Where acceptance is all there is!
It has been a while since I have been on the site. The holidays and school took me away for a while but things have settled down again and I intend to do a lot more posts on Alopecia World in the coming months.
I have much news to share, where shall I start. . . .
It was a wonderful holiday season for me, one of the best in years. I had a house full of people for about two weeks straight and I loved every moment of it. Anyone that knows me knows that I love the holidays (Thanksgiving being my favorite) and Christmas a close second. The last few years have been very rough because I have not realized my goals of having children. This year I just focused on family and have a great time together and we did!
My question in this post is: do you ever/have you ever worried about passing on your alopecia genetics to your children?
Honestly, I had never thought about it myself until a few weeks ago when someone posed the question to me. I was sitting (at the dentist office) and praising a new mother, who was happy to share pics from her phone of her new baby. She asked me if I had any children and I responded, "no, but I plan to very soon." Then she asked me if they would be bald too?
**Allow me to give you a little bit of back story. Briefly before she whipped out her phone to show me the pics she had complimented my bald head and asked THE question. So I had shared with her that I had alopecia.**
Initially, I was a bit offended and taken aback by her question. I got a huge lump in my throat like I do when I feel someone has cornered me into a lie or worse, I am about to tell someone the raw truth about something that I know will hurt their feelings.
I took a second to respond; looked at her and realized she meant no malice when she asked. She just lacked sensitivity to realize it wasn't an appropriate question given our 5 minute relationship.
I said to her, "I don't think so, but I suppose it is possible." At that moment I realized I had never considered it. And while I am more than accepting of my baldness I do still dream of myself with hair. Would my children turn out to be lovely little alopecians babies?
She made one more comment that struck a nerve and I was forced to let her have it! She added that she would be so worried about passing on to her kids that she wouldn't have children at all.
This pissed me off; and maybe I was feeling a little extra sensitive but I am entitled to that, right?
So I asked her how she could sleep at night without knowing if she had passed on her IQ to her kid?
She instantly realized how she had made me feel and if I must say so myself, I did a great job returning the favor.
I must admit that the conversation planted a seed in my mind that has sprouted a new insecurity about my little unborn bundles of joy. I don't know if my children will have to deal with alopecia. I am the only one on either side of my family for at least 2 generations that has had it.
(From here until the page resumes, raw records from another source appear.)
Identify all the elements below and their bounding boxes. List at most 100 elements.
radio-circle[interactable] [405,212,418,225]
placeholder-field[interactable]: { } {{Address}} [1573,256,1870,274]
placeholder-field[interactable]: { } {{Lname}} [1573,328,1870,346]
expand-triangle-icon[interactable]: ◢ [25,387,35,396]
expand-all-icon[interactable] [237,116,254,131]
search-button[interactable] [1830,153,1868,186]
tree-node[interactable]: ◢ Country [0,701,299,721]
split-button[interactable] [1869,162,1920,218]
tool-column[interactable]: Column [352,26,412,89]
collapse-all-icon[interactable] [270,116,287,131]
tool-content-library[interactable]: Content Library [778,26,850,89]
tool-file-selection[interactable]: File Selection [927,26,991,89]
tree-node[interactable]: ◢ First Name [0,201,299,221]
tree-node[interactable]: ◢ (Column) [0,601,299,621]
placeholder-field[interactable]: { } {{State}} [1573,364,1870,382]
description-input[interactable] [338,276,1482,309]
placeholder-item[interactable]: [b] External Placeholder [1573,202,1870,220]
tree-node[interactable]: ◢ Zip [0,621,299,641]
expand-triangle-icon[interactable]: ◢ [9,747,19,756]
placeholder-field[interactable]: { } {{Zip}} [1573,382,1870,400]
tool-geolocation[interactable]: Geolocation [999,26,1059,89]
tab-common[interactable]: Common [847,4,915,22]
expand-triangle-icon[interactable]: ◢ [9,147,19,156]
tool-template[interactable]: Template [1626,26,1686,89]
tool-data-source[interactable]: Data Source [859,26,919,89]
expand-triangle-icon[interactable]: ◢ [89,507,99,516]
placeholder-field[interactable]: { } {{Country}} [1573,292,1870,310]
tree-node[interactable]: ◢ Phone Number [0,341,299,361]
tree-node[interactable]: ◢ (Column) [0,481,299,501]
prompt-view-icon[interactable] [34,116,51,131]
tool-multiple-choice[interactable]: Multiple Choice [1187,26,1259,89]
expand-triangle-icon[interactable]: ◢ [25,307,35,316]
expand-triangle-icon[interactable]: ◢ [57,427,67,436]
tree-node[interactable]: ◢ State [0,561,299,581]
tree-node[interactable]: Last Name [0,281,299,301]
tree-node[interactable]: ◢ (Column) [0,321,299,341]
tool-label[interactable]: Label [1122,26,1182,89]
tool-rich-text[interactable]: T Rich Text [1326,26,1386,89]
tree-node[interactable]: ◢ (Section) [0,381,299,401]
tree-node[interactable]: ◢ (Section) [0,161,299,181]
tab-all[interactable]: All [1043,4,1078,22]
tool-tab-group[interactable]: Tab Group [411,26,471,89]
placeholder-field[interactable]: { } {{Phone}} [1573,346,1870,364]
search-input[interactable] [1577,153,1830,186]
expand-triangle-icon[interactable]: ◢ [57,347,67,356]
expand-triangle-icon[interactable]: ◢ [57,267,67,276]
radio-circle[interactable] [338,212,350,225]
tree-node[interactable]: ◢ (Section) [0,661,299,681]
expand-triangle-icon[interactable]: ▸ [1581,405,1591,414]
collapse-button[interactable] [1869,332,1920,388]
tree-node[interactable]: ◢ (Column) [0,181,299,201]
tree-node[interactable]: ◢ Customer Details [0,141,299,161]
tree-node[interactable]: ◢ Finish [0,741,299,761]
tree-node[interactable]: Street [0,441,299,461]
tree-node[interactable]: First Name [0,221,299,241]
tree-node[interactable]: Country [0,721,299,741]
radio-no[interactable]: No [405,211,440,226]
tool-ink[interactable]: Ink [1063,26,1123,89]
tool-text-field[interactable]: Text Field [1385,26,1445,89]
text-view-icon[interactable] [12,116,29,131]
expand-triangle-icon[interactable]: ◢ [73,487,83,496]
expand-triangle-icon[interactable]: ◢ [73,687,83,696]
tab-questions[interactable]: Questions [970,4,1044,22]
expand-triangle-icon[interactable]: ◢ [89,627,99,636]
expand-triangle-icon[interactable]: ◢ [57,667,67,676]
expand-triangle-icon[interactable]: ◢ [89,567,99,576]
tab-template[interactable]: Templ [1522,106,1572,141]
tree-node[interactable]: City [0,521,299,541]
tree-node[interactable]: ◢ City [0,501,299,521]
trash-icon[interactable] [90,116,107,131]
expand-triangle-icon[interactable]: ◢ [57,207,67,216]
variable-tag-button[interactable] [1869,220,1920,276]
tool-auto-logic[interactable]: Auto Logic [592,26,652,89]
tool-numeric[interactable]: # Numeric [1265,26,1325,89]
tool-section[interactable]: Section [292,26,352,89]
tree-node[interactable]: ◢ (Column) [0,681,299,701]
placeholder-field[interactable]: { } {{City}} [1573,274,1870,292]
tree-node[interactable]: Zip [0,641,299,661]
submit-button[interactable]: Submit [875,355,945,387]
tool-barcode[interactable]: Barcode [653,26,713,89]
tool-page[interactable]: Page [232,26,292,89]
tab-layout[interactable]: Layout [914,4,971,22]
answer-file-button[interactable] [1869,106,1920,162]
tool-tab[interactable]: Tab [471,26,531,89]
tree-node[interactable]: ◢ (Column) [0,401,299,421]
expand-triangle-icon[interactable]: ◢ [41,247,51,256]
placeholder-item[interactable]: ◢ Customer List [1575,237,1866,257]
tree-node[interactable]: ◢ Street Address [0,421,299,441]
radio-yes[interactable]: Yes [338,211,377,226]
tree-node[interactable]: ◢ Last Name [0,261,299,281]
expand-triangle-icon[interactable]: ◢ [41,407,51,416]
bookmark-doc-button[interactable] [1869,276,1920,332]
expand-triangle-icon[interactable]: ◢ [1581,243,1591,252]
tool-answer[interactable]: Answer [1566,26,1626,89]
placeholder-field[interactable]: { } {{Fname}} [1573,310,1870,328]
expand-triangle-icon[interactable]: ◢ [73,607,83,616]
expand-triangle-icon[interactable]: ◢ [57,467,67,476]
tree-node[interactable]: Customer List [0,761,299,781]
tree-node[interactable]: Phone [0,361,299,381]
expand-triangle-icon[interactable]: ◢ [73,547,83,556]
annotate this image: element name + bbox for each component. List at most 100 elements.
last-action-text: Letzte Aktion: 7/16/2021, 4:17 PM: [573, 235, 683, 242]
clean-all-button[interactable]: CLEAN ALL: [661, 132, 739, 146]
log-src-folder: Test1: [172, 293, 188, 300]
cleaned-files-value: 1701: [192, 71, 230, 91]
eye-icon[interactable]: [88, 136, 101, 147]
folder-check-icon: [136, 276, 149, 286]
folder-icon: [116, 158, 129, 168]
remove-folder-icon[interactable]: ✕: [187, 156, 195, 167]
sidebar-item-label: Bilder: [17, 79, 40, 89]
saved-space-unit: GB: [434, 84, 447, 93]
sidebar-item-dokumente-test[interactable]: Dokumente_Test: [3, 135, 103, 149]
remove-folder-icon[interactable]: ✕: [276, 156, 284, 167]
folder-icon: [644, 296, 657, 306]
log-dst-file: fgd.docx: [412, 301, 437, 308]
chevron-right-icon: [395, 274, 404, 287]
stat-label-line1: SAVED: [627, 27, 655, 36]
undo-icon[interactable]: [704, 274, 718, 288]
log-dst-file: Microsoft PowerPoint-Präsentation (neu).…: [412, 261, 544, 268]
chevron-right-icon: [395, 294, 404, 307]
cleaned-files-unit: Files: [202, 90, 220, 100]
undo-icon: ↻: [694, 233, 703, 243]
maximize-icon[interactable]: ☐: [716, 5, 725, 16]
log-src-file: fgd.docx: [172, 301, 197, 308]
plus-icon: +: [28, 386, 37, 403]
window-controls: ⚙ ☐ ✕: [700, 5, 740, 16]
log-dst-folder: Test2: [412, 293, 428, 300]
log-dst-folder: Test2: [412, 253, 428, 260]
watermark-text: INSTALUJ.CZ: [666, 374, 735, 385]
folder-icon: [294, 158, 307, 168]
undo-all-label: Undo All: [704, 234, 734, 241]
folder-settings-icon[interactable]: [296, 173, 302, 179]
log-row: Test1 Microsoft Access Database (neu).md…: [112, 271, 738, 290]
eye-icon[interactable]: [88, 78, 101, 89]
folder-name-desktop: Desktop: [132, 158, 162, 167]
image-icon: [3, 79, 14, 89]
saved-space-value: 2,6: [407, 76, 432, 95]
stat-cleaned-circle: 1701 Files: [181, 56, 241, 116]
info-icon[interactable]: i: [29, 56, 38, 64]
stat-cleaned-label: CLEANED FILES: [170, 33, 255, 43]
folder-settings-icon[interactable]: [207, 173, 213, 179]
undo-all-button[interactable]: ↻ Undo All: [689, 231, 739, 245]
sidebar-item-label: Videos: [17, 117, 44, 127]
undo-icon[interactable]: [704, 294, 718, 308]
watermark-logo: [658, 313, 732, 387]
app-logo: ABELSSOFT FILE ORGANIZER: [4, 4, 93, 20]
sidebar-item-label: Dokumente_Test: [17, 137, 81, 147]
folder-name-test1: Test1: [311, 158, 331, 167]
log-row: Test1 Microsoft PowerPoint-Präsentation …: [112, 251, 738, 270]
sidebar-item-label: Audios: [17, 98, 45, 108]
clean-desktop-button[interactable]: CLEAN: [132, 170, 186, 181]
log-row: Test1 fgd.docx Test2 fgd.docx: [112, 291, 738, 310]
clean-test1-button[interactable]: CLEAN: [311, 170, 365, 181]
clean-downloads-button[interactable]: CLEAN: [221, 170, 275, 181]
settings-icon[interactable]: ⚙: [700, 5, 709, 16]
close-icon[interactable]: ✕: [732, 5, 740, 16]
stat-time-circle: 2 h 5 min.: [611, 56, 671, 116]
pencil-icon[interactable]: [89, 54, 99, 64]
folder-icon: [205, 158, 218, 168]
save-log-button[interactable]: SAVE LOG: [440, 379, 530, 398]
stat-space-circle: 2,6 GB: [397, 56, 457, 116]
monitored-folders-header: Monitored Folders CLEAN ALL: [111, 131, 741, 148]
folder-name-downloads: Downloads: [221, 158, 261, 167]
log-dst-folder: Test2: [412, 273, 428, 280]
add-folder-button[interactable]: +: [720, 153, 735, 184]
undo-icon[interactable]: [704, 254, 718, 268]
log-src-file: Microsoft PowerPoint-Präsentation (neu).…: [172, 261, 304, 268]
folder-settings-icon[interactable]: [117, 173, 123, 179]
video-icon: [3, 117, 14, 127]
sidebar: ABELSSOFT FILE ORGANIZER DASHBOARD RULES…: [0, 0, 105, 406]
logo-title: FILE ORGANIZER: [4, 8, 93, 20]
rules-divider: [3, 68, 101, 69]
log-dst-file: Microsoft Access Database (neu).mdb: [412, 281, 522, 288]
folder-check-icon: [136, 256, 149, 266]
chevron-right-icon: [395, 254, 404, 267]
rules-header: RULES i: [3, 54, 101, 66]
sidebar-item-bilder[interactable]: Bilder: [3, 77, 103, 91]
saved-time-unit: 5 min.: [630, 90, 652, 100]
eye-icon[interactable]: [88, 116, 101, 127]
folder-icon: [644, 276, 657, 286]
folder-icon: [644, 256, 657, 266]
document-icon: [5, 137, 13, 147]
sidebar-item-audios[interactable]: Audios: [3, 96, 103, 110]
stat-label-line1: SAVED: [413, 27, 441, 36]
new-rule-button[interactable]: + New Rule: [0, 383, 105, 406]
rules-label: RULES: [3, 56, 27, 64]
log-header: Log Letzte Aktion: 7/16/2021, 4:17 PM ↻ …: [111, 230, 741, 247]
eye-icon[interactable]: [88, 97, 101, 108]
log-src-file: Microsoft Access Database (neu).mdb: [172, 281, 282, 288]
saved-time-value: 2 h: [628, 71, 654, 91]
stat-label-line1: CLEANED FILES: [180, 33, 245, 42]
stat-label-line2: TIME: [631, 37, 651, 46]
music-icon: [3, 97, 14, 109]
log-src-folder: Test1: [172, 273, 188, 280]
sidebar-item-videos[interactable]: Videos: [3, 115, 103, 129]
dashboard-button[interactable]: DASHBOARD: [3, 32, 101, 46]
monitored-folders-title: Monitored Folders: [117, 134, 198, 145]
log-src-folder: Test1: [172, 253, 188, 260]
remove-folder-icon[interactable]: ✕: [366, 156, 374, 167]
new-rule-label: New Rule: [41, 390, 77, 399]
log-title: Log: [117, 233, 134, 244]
But if I do, meaning if my children do have alopecia I know I am the best mommy in the world to raise them as strong, confident, self-loving little people.
What do you think?
Kristie Nicolette Howard
Comment
I can't believe the nerve that woman had in speaking to you that way! Her words are implying that it's better to have never been born than to be bald! What a bunch of baloney! And here's the thing, alopecia is not life threatening. Yes, it sucks but it doesn't kill us. We all have things in our family history, heart issues, strokes, blood clots, cancer, ect but just because the stuff is in our history doesn't mean it's passed on to everyone. Did your mother have alopecia? I am the only one in my entire extended family to have alopecia. I sometimes worry my kids will get it too but if they do, they will have a mama who understands. Just because we have issues, doesn't mean we will pass them onto our kids. I wouldn't give it another thought! Hugs from Seattle!
I think I am glad I wasn't trying to have a conversation with you. :) I didn't lose much of my hair until after I had kids, so it wasn't a concern for me at the outset. I am concerned about passing on a susceptibility to autoimmune diseases. It sure would be nice to know what is triggering autoimmunity, and to know how to avoid it. I'm sure I would feel a good measure of guilt and unworthiness if my children starting losing hair or pigment or worse, but that is obviously not a healthy frame of mind to be in. Maybe it is selfish of me, but if my daughter were to lose her hair and be forced to get by on her intellect, her personality, and an inner knowledge that she is beautiful no matter what standards the outside world would like to have her buy into, well, I think that could help her grow into an awesome human being.